Danish wunderkind architect Bjarke Ingels made his Lego mark the other way – for real. As a grown-up, he used the colourful plastic building blocks of his childhood as the inspiration for a unique design centre, the showpiece of Billund, the town where Lego originated in 1932.
Lego House, which sits next door to the home where the craze originated, was commissioned as part of a mission to turn Billund, which is three hours drive west of Copenhagen, into the world’s “capital of children”. Described as an “experience hub”, its 21 overlapping blocks work like individual buildings around a 2000-squaremetre plaza that local residents can pass through on their way around town.
At the top of the 23-metre-tall structure – housing a café, store, conference facilities and a sequence of connected galleries and play rooms – is the Masterpiece Gallery, exhibiting creations by Lego fans from across the world. The gallery is constructed from the famous 2x4 bricks, underneath eight circular skylights that recall the distinctive studs of the original toy design.
In fact, the basic Lego brick is the hero element of the whole project, scaled up to building size and reflected in both the overall shape of the complex and its smaller details such as furniture and fittings.
“Through systematic creativity, children of all ages are empowered with the tools to create their own worlds and to inhabit them through play,” says Ingels on the motivation behind Lego House. “At its finest, that’s what architecture – and Lego play – is all about: enabling people to imagine new worlds that are more exciting than the status quo and to provide them with the skills to make them reality.”

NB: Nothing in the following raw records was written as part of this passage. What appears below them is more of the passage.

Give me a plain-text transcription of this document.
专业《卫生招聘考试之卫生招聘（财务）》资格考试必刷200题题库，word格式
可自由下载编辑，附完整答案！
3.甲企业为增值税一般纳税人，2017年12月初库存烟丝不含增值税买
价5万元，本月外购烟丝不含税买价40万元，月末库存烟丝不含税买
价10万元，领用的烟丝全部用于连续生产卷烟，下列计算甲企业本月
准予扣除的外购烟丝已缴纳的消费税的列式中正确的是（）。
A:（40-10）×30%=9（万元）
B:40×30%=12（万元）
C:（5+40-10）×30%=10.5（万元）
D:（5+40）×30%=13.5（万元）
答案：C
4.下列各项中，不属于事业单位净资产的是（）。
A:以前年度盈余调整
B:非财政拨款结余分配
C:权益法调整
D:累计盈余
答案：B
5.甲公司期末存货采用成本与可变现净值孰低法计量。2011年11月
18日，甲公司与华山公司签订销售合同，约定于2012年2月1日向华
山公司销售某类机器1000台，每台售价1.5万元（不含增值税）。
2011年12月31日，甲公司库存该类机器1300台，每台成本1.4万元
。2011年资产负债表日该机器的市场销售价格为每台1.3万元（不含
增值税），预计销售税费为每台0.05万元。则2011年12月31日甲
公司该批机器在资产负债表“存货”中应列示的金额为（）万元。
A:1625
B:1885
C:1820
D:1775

Like Ivanka, Don Jr and Eric’s childhood home (but for very different reasons), Lego House stands as a unique architectural landmark. In this case because it successfully serves multiple purposes: a regeneration of the CBD of Lego’s hometown; a monument to the company that’s the lifeblood of the local community; and a clever hybrid of gallery, museum and play space. The best bit? It’s too big to accidentally stand on.